A centrally directed monetary policy set in Frankfurt by the ECB had its effects asymmetrically felt across Europe. While the ECB directed its key refinancing rate for all Eurozone borrowing from it, real interest rates of its member states diverged wildly. High inflation periphery countries saw real interest rates turn down sharply, even veering into negative territory during much of the boom. The fractional reserve structure of the monetary system allowed a huge amount of credit to be built upon a relatively small amount of actual deposits, savings and bank reserves. With a reserve requirement set at 2 percent since 1999, the ECB permitted €50 to be loaned out as credit for every €1 a bank holds in its vaults. The Bank of England permitted even more extreme potential increases in credit.

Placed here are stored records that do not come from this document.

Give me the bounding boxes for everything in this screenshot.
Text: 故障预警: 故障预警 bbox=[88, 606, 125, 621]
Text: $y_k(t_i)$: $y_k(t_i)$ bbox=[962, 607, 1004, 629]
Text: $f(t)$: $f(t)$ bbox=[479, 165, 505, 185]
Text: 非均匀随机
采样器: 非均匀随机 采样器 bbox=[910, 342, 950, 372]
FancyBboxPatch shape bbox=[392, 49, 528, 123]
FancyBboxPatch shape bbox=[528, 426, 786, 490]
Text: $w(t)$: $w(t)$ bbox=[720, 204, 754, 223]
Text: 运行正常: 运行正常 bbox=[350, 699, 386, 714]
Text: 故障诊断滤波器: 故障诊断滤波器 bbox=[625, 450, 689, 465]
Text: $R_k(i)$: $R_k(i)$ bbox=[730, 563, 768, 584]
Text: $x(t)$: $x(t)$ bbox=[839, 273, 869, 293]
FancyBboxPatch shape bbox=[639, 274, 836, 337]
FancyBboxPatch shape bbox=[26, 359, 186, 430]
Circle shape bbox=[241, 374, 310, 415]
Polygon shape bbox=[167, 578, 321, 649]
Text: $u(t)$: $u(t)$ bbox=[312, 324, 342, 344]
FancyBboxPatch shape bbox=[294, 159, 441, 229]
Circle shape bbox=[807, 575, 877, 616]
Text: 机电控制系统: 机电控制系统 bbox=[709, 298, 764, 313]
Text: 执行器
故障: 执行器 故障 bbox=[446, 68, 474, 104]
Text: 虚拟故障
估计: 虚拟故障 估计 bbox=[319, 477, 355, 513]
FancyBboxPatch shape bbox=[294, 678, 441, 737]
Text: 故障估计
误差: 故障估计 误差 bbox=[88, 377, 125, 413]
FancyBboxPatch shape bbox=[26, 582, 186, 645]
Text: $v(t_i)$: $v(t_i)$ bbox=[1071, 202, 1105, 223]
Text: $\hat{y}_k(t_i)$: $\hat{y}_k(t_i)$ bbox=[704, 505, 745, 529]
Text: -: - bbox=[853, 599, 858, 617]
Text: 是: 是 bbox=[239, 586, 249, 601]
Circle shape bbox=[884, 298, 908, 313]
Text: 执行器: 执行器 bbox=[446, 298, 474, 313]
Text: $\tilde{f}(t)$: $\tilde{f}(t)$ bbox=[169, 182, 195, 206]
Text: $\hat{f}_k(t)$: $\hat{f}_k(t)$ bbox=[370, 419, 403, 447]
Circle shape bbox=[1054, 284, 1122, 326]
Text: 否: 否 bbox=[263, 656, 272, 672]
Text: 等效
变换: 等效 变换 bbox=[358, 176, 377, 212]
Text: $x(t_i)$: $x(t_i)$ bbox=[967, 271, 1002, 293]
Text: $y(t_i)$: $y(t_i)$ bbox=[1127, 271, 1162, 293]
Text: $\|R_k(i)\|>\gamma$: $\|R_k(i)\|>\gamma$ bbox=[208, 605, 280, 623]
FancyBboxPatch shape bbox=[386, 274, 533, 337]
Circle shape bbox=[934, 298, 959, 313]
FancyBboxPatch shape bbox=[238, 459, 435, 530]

A voluntary reserve requirement is in force, implying that banks can loan out an infinite amount of credit against zero deposits. Such policies allowed a credit induced boom to sweep the Euro area, the repercussions of which are only now becoming fully known.

El-Erian, among other commentators, would do well to research the recession’s causes before claiming an EU bailout is necessary to stave off contagion. The current bout of “contagion” is nothing of the sort. A centralized monetary policy bred an unsustainable situation. After persisting for several years it is only now being corrected. Policy makers are well-advised to focus on the government-controlled and fractional reserve monetary system that caused the bust, instead of trying to absolve themselves of responsibility through a misused word.